La storia: da bene confiscato a bene comune

L’EcoVillaggio Fiori di Campo sorge sul bene confiscato all’imprenditore edile Vincenzo Piazza, “colletto bianco” della mafia, arrestato a Palermo nei primi anni novanta.
Il terreno e le villette residenziali di Marina di Cinisi sono solo una parte del patrimonio oggetto della confisca.
Il costruttore possedeva un impero. Si parla di cifra record, il più ricco tesoro strappato a un amico dei clan: 2 mila miliardi delle vecchie lire.

Nella maxi confisca rientravano: venti società immobiliari coordinate da due holding,
131 appartamenti, 20 scuole, 122 magazzini, otto capannoni industriali, 250 mila azioni della Banca Popolare di Trapani (pari all'8 per cento del capitale sociale), migliaia e migliaia di ettari di terreno distribuiti tra Palermo, Carini, Ragusa e Monteroni d'Arbia, in Provincia di Siena, dove Piazza risultava titolare di numerose aziende agricole.

Un bando pubblico del comune di Cinisi ha assegnato il bene alla Cooperativa Libera-Mente il 27 giugno 2012.
Da allora abbiamo investito impegno, energia e capitale sociale per restituire il bene confiscato alla collettività.

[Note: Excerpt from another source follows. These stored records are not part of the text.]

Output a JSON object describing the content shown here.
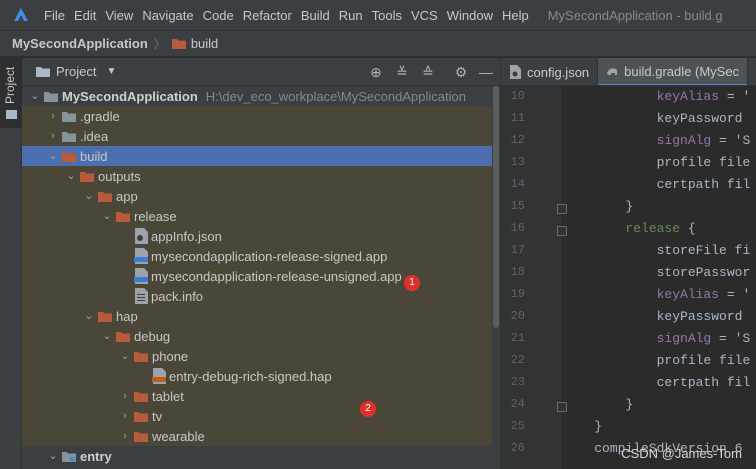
{
  "menubar": {
    "items": [
      "File",
      "Edit",
      "View",
      "Navigate",
      "Code",
      "Refactor",
      "Build",
      "Run",
      "Tools",
      "VCS",
      "Window",
      "Help"
    ],
    "window_title": "MySecondApplication - build.g"
  },
  "breadcrumb": {
    "project": "MySecondApplication",
    "folder": "build"
  },
  "stripe": {
    "label": "Project"
  },
  "project_panel": {
    "title": "Project",
    "tree": [
      {
        "label": "MySecondApplication",
        "path": "H:\\dev_eco_workplace\\MySecondApplication",
        "bold": true
      },
      {
        "label": ".gradle"
      },
      {
        "label": ".idea"
      },
      {
        "label": "build"
      },
      {
        "label": "outputs"
      },
      {
        "label": "app"
      },
      {
        "label": "release"
      },
      {
        "label": "appInfo.json"
      },
      {
        "label": "mysecondapplication-release-signed.app",
        "badge": "1"
      },
      {
        "label": "mysecondapplication-release-unsigned.app"
      },
      {
        "label": "pack.info"
      },
      {
        "label": "hap"
      },
      {
        "label": "debug"
      },
      {
        "label": "phone"
      },
      {
        "label": "entry-debug-rich-signed.hap",
        "badge": "2"
      },
      {
        "label": "tablet"
      },
      {
        "label": "tv"
      },
      {
        "label": "wearable"
      },
      {
        "label": "entry",
        "bold": true
      }
    ]
  },
  "editor": {
    "tabs": [
      {
        "label": "config.json"
      },
      {
        "label": "build.gradle (MySec"
      }
    ],
    "line_numbers": [
      "10",
      "11",
      "12",
      "13",
      "14",
      "15",
      "16",
      "17",
      "18",
      "19",
      "20",
      "21",
      "22",
      "23",
      "24",
      "25",
      "26"
    ],
    "lines": [
      {
        "p": "            ",
        "k": "keyAlias",
        "r": " = '",
        "c": "purple"
      },
      {
        "p": "            ",
        "k": "",
        "r": "keyPassword",
        "c": "plain"
      },
      {
        "p": "            ",
        "k": "signAlg",
        "r": " = 'S",
        "c": "purple"
      },
      {
        "p": "            ",
        "k": "",
        "r": "profile file",
        "c": "plain"
      },
      {
        "p": "            ",
        "k": "",
        "r": "certpath fil",
        "c": "plain"
      },
      {
        "p": "        ",
        "k": "",
        "r": "}",
        "c": "plain"
      },
      {
        "p": "        ",
        "k": "release",
        "r": " {",
        "c": "green"
      },
      {
        "p": "            ",
        "k": "",
        "r": "storeFile fi",
        "c": "plain"
      },
      {
        "p": "            ",
        "k": "",
        "r": "storePasswor",
        "c": "plain"
      },
      {
        "p": "            ",
        "k": "keyAlias",
        "r": " = '",
        "c": "purple"
      },
      {
        "p": "            ",
        "k": "",
        "r": "keyPassword",
        "c": "plain"
      },
      {
        "p": "            ",
        "k": "signAlg",
        "r": " = 'S",
        "c": "purple"
      },
      {
        "p": "            ",
        "k": "",
        "r": "profile file",
        "c": "plain"
      },
      {
        "p": "            ",
        "k": "",
        "r": "certpath fil",
        "c": "plain"
      },
      {
        "p": "        ",
        "k": "",
        "r": "}",
        "c": "plain"
      },
      {
        "p": "    ",
        "k": "",
        "r": "}",
        "c": "plain"
      },
      {
        "p": "    ",
        "k": "",
        "r": "compileSdkVersion 6",
        "c": "plain"
      }
    ],
    "watermark": "CSDN @James-Tom"
  },
  "colors": {
    "selection": "#4b6eaf",
    "folder": "#b85a3c",
    "badge": "#e0302e"
  }
}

"Da bene confiscato a bene comune", con questa filosofia abbiamo operato interventi
di risistemazione e manutenzione, grazie anche alla collaborazione e all’aiuto concreto
dei partecipanti a E!State Liberi, campi di volontariato e formazione, promossi da
Libera. Associazioni, nomi e numeri contro le mafie, alla quale aderiamo.

Dallo stato di abbandono, il bene è stato trasformato in un posto accogliente, ospitale e “colorato”. Un’oasi di quiete e bellezza, immersa nella natura.

La struttura, però, necessitava anche di interventi strutturali (come impianti  idrici e fognari), che non potevamo sostenere economicamente né realizzare con l’aiuto dei volontari.

Nel 2014 abbiamo partecipato al Premio Edison Start, dedicato a iniziative e imprese innovative. Il nostro progetto ha vinto il primo premio nella categoria  “Sviluppo Sociale e Culturale”.

L’aiuto economico di Edison ci ha permesso di completare la struttura ricettiva e di metterla a disposizione degli ospiti durante tutto l’anno.